The good thing about cycling across a desert is that you can make a nice hot batch of tea without even getting your stove out. All you have to do is put tea bags in one of the many extra bottles of water you’ve strapped to your bike and let the inescapable heat do the rest. That is about the only positive there is to it. There are, however, far more negatives.
With the endless Russian Steppe to the north, ISIS to the south, and Iran not currently granting visas to British independent travellers, the road ahead was not one of choice. My only way to cycle into Central Asia was to take the boat across the Caspian Sea and then cross the northern edges of the Karakum Desert in Kazakhstan before heading back south into Uzbekistan and its epic medieval Silk Road cities. Khiva, Bukhara, and Samarkand beckoned but beforehand lay quite a challenge because the road across this sparsely populated part of the world had a reputation. It had previously been dubbed the “worst road in the world” due to endless desolate landscape, few sources of water, relentless heat, and a terrible surface (basically a dirt track). When I set off from Aktau, this “road” ominously lay out before me and I felt genuinely worried about the 5 days it would take me to get to oasis town (relatively speaking) of Beyneu.
I was going to use this post to stress what an adventure it was. To be sure, it was: I’ve never seen experienced such splendid isolation, nor so many stars in the night sky.
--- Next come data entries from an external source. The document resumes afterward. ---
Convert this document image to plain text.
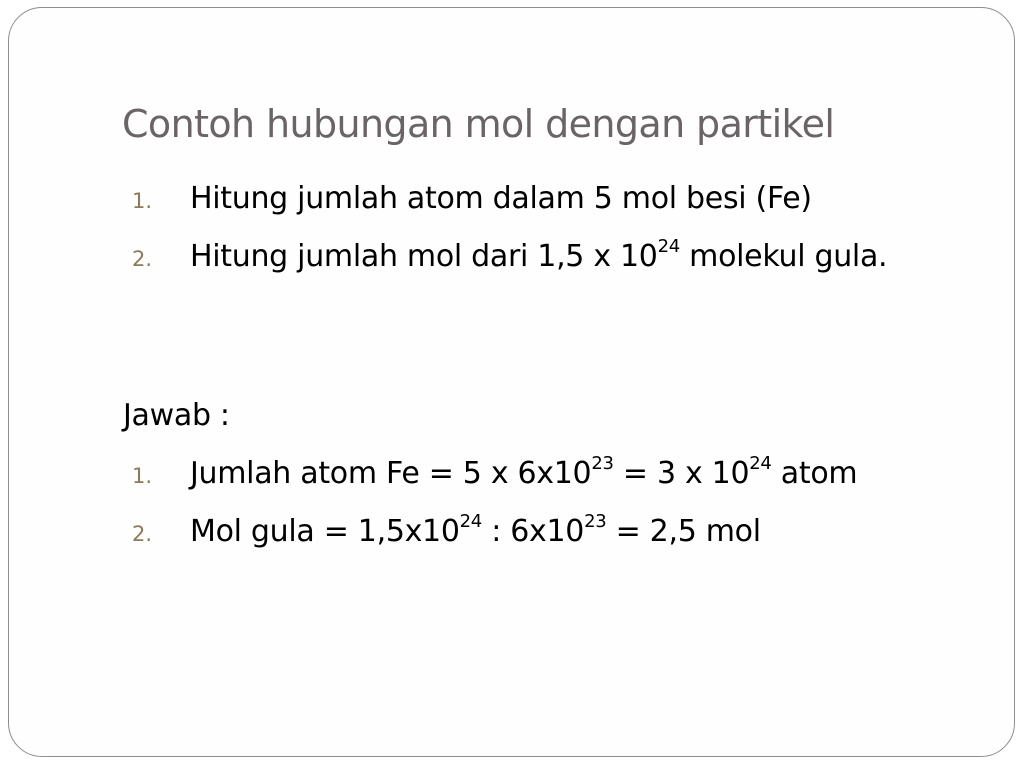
Contoh hubungan mol dengan partikel
1. Hitung jumlah atom dalam 5 mol besi (Fe)
2. Hitung jumlah mol dari 1,5 x $10^{24}$ molekul gula.
Jawab :
1. Jumlah atom Fe = 5 x $6x10^{23} = 3$ x $10^{24}$ atom
2. Mol gula = $1,5x10^{24}$ : $6x10^{23} = 2,5$ mol
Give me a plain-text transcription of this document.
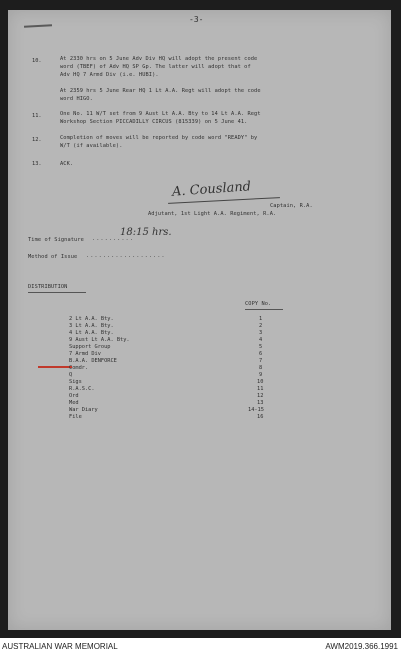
-3-
10.	At 2330 hrs on 5 June Adv Div HQ will adopt the present code
word (TBEF) of Adv HQ SP Gp. The latter will adopt that of
Adv HQ 7 Armd Div (i.e. HUBI).
At 2359 hrs 5 June Rear HQ 1 Lt A.A. Regt will adopt the code
word HIGO.
11.	One No. 11 W/T set from 9 Aust Lt A.A. Bty to 14 Lt A.A. Regt
Workshop Section PICCADILLY CIRCUS (815339) on 5 June 41.
12.	Completion of moves will be reported by code word "READY" by
W/T (if available).
13.	ACK.
A. Cousland
Captain, R.A.
Adjutant, 1st Light A.A. Regiment, R.A.
Time of Signature ..........
18:15 hrs.
Method of Issue ...................
DISTRIBUTION
COPY No.
2 Lt A.A. Bty.	1
3 Lt A.A. Bty.	2
4 Lt A.A. Bty.	3
9 Aust Lt A.A. Bty.	4
Support Group	5
7 Armd Div	6
B.A.A. DENFORCE	7
Comdr.	8
Q	9
Sigs	10
R.A.S.C.	11
Ord	12
Med	13
War Diary	14-15
File	16
AUSTRALIAN WAR MEMORIAL	AWM2019.366.1991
The way the desert looked in the early mornings was awe inspiring and the generosity of passing drivers, who regularly passed water and food (and vodka) through the windows from their air conditioned cars, was life-affirming.
The challenge and experiences of cycling across the desert made it a bit of an adventure. But when I look back on it, all I feel is that cycling across the Kazakh desert is boring and unnecessary.
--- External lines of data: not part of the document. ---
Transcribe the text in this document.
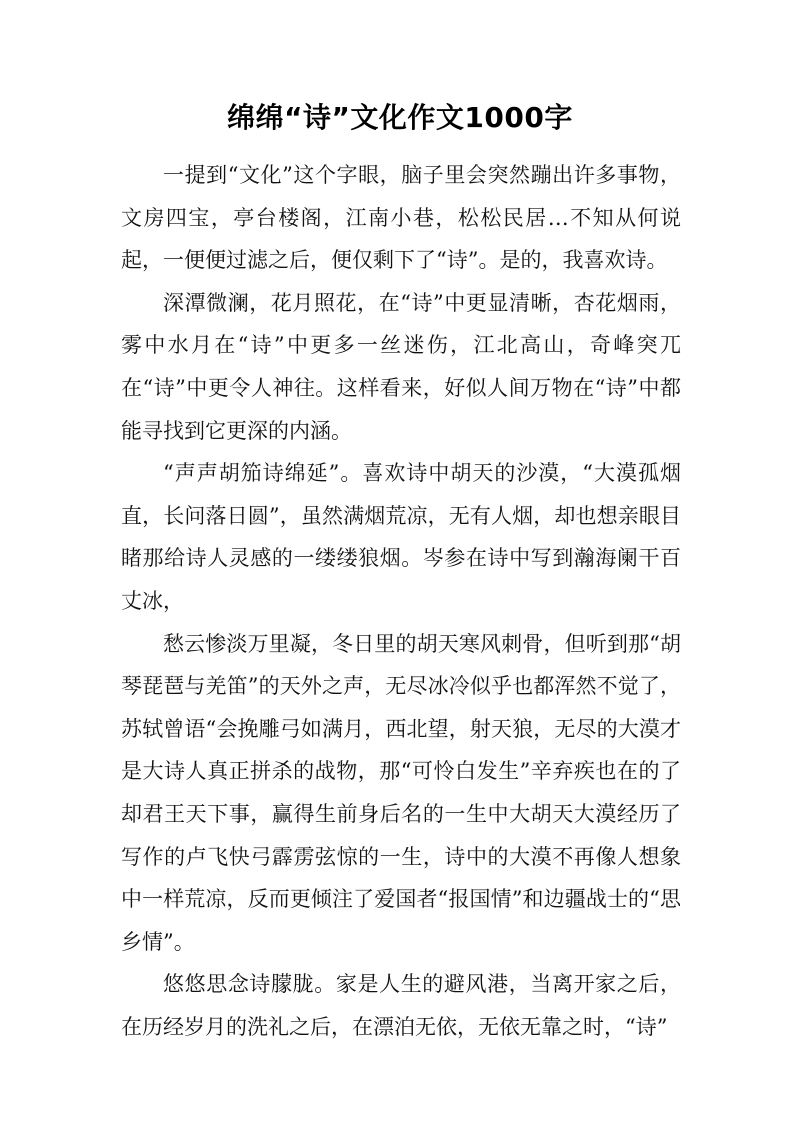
绵绵“诗”文化作文1000字

一提到“文化”这个字眼，脑子里会突然蹦出许多事物，文房四宝，亭台楼阁，江南小巷，松松民居…不知从何说起，一便便过滤之后，便仅剩下了“诗”。是的，我喜欢诗。

深潭微澜，花月照花，在“诗”中更显清晰，杏花烟雨，雾中水月在“诗”中更多一丝迷伤，江北高山，奇峰突兀在“诗”中更令人神往。这样看来，好似人间万物在“诗”中都能寻找到它更深的内涵。

“声声胡笳诗绵延”。喜欢诗中胡天的沙漠，“大漠孤烟直，长问落日圆”，虽然满烟荒凉，无有人烟，却也想亲眼目睹那给诗人灵感的一缕缕狼烟。岑参在诗中写到瀚海阑干百丈冰，

愁云惨淡万里凝，冬日里的胡天寒风刺骨，但听到那“胡琴琵琶与羌笛”的天外之声，无尽冰冷似乎也都浑然不觉了，苏轼曾语“会挽雕弓如满月，西北望，射天狼，无尽的大漠才是大诗人真正拼杀的战物，那“可怜白发生”辛弃疾也在的了却君王天下事，赢得生前身后名的一生中大胡天大漠经历了写作的卢飞快弓霹雳弦惊的一生，诗中的大漠不再像人想象中一样荒凉，反而更倾注了爱国者“报国情”和边疆战士的“思乡情”。

悠悠思念诗朦胧。家是人生的避风港，当离开家之后，在历经岁月的洗礼之后，在漂泊无依，无依无靠之时，“诗”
The relentless march of progress has reached this remote corner of Kazakhstan, too. The dirt tracks are slowing being resurfaced with silky smooth asphalt, taming the sense of adventure that came with the bumpy, quiet roads that lured many masochistic long distance cycle tourists. About 3/5 of the road surface was unpleasant and 2/5 of better road was just boring, given that you couldn’t be entertained by avoiding the piles of sand that consumes half your wheel, brings you to a halt, and usually topples you off your bike.
The heat was unpleasant but its main worst feature of it wasn’t physical. You have no choice but to somehow get out of the worst of the 45 degree heat and that ruled out cycling between 12 and 5pm. As such, cycling across the desert involved as much time waiting as it did on the saddle. Trying to take an afternoon nap in a drainage ditch wasn’t the adventure I was looking for; it was just boring. If you’re lucky enough to find a chaihana around midday, you can then at least down litres of ice cold coke or ice tea (or both) and then nurse your water baby for a couple of hours as you lounge around on the elevated platforms with a bunch of hungover or drunk (or both) truck drivers.
The landscape was also boring. Except for a stunning bit of scenery 100km from Shetpe, the rest of the flat, dusty, dry landscape offered little outstanding natural beauty to help pass the time or make it feel like this part of the world was worth riding through. For the final two days, the only thing that broke the backdrop of endless, horizontal steppe was a set of telegraph poles. Think of it as a shit desktop background. It looked nice against the rising sun, though.
And finally there was the wind, which was as boring as the other things I have ranted about. The exhausting headwinds slowed me down to almost walking pace and forced me to spend longer amount of time amongst the boring, desolate part of the world, looking at boring scenery and riding on a boring road. Occasionally you get a little bit of fun with a side wind and can pass the time by concentrating on remaining upright and in a straight line without veering into a passing truck.
So on arrival in Beynu I really struggled to feel a sense of achievement for cycling all the way. It was boring and I fear that when the new road is completed (apparently next year, one engineer told me) it will be even more boring.
So here’s some advice to anyone thinking of coming this way: Get the train. Cycle a day or two of it so you can enjoy a sunrise and a shot of two of inapproately-timed vodka. Then hitch a ride. Spend your time and money (it’s expensive here!) in better parts of the world.
After reuniting with some other cyclists I met in Baku and with 300km of the same, straight, flat, hot, asphalt ahead of us, we decided to do just that use the time gained to explore what’s left of the Aral Sea instead.